Monday, July 03, 2006

The Early Arrival of Dreams



Meet Chandra and BJ. They are two amazing people I met in our church and then had the privilege of marrying them this spring. They then (two months later) headed off to China for two years of teaching English as part of the Peace Corps!

I recently read a book by Rosemary Mahoney entitled The Early Arrival of Dreams. Ms. Mahoney taught English for a year in China -- in an exchange program with her college. The title of the book comes from a conversation between the author and a very bright friend of hers, a student that she meets by the name of Ming Yu. She asks Ming about Ming’s wish to study abroad and what her parents say to her about that. Ming responds:
“To do my present job properly and wait with patience for my turn to come is their advice for me. My father would like to see his children go abroad to study, but he also knows the system well enough to understand that it is foolish to hope for the early arrival of dreams.”

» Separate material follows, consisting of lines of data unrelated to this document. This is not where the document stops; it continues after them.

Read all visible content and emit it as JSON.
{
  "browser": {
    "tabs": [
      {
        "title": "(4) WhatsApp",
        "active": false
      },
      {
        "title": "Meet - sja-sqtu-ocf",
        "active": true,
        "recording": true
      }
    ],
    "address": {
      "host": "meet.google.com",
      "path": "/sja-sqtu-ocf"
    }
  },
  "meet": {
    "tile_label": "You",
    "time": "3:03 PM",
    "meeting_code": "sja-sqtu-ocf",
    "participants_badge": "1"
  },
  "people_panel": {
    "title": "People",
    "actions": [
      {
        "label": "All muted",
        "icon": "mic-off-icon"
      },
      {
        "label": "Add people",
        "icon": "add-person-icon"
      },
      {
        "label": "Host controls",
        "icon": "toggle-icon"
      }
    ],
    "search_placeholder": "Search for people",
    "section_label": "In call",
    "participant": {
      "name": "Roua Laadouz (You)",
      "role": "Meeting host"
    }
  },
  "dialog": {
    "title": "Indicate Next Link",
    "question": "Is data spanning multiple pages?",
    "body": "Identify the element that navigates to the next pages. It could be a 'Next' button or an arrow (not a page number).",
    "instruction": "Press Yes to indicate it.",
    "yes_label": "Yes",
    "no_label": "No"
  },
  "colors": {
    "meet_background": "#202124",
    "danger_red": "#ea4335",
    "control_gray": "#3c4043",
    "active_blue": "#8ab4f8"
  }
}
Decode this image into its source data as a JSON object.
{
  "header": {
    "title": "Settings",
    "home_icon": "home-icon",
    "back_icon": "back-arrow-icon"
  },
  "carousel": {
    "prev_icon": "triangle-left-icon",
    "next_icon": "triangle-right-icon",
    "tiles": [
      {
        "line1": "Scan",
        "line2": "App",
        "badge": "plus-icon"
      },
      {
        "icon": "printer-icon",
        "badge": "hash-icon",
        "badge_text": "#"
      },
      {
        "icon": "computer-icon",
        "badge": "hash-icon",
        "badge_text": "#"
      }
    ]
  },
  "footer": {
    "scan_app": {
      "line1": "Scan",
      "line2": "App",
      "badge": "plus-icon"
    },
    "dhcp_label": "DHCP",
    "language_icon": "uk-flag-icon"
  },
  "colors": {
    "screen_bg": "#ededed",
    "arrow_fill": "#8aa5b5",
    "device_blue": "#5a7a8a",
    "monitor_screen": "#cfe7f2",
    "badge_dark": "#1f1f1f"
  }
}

What I want to say to Chandra and BJ is that this movement into this new form of mission is a step into your dreams – and you will be living and working among people in a completely different situation. As my friend Tracy Jones who lived in China for over 20 years made clear to me – it is only in living in such places that you truly begin to understand what it is to be poor. Poverty in this country is startlingly different than it is in such places. When our family went to India and Bangladesh that was one of the really difficult things I faced within myself. Hearing about it, reading about it, is an entirely different thing. And living in the midst of it as you will be – is an opening into a whole new world.

To try to speak a little more clearly about this – it is not the poverty and the dramatic intensity of its presence that got to me. It was what followed in the wake of it – two dramatically different realities. The first reality was the genuine and true joy that I saw in the midst of the poverty. That’s a difficult thing to come to grips with. And the second thing was the sense of despair and resignation that often hung in the air that things would not get better (and I don’t think I was bringing that to the situation). That both of these things could be true seems impossible, I know – but it is that paradox that I grappled with constantly there.

Patience in ancient culture can be a real virtue -- and we in a society that is more looking for the quick fix can really learn from that. I appreciate the notions that dreams have a timing all their own. At the same time I feel a need for a sense of holy impatience...a yearning to see things set right, right now. So...I struggle with balance between these things.

So...to Chandra and BJ -- blessings as you grapple with the issues that will arise for you. Blessings as your eyes and hearts are opened to a whole new world. We can't wait to hear what you have learned and what you have to teach us.